老魏背著好幾把長刀不答話,隻顧拖著方大人著跑,刀他是不會扔滴,這輩子就沒見過這麼好的家夥,你們誰能體會一刀砍斷旗衛兵刃的那種快感,功夫好有個屁用,手裡的家夥不如人那才叫絕望,這些可都是傳家寶。
“意誌是什麼啊?”馮小毛。
“意誌,意誌就是,意誌就是你隻要堅持下來了,回去我給你娶房媳婦兒!”曹闊解釋意誌。
“說話算數?”馮小毛來了精神。
“兩房!”曹闊大叫。
“我也喜歡意誌……”老魏。
“把我留下吧,我實在跑不動了。”再堅強的意誌也需要強大身體支撐,一把年紀的方大人走不動了,自懷裡掏出銀麵的麵具遞給曹闊道:“我見你並非不學無術之輩,念在你良心未泯,老夫賜你一個身份,望你重新做人。此人是我一個已故老仆的兒子,名字喚作青陽善從,自幼在陰山習武,且有一副千變萬化的麵孔,極少以真麵目視人,你以後可用他的身份視人,回去後當眾毀去麵具,讓大家認同你現在的臉,便可與馮家丫頭在一起了。”
曹闊有些哭笑不得,這都什麼時候了他還操心這些亂七八糟的:“我知道娶媳婦這事兒對您老的吸引力可能不大,但方老是怎麼看出來我好學有術的?是因為我念了兩句曹孟德的詩,還是因為我答應給小毛娶兩房媳婦兒?”
方大人也笑了:“你除了能帶著一群山賊棄惡從善,老夫覺得那句‘相思相望不相親,天為誰春?’更好。”
“衣冠禽獸啊!你偷聽!”曹闊當即叫了起來,那是“取暖”的事後他哄馮黛青吟的一首《畫堂春》,沒想到老家夥不但不睡覺耳朵還特好使,這種私密事兒都讓人知道了怎麼能讓人不抓狂。
“老夫與馮家有舊,那丫頭的事也知道一些,你們兩個……也算有緣,老夫願意幫你們一把,你以前的身份有匪名,不合適,有了青陽的身份,你可以把莊子掛上方府的名頭,以後可在密諜司裡任個千戶,善從的腰牌不是正好在你那裡嗎。

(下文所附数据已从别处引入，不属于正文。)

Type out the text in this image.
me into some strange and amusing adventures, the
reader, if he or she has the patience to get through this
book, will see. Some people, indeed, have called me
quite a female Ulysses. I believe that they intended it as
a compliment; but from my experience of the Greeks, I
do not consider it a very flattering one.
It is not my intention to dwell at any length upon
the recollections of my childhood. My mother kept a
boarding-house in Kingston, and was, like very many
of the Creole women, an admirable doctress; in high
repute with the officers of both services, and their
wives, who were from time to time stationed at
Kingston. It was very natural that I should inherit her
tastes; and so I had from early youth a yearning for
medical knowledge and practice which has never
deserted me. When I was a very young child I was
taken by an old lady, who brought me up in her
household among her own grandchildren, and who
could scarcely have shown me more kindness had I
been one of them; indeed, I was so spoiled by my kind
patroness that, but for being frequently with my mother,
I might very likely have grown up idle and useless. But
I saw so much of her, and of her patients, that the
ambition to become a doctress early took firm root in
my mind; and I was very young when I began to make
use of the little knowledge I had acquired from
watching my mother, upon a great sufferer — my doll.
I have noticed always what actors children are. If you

此事也算是因老夫而起,這麼做也算了卻了拙誠的心頭事,對得起馮家了。”方大人說到“你們兩個”的時候明顯停頓了一下,看著曹闊的眼神一副你彆想不認賬的樣子。
其實方大人做這事也是經過深思熟慮的,他最信任的家臣出賣了他,但這個山賊卻一路相護,而且手段層出不窮。
他最看好的還是曹闊帶著山賊們從良的這種出淤泥而不染的品德,還有這一路艱難險阻幾次與生死擦肩而過還不離不棄的精神,所以才肯把這個機會給曹闊。
“老頭你是不是一夜沒睡!%@&*¥#!……”曹闊跳腳,因為老家夥把什麼都聽了去,連自己殺怪撿裝備的事兒都給看了去,太令人生氣了。
“我還有幾件事情要交代給家人……”被曹闊打斷的方大人感到錯愕,這小子會不會是有點蠢,對自己的恩賜居然視若無睹,他到底知不知道一個密諜司千戶和一個土匪頭子之間的差距有多大,重點不是那天晚上自己睡沒睡對吧?
旗衛頭子在大山裡跑了好幾天,除了在山崖下麵找到那一堆屍體,途中不但遭遇了一隻猛虎,還把一隻冬眠不久的熊給挖了出來,這一路上的心酸實在不足為外人道也。
當他突然發現自己一直在追尋的幾個人時,渾身的氣勢“騰”的一下就燃起來了:“可算是找到你們了。”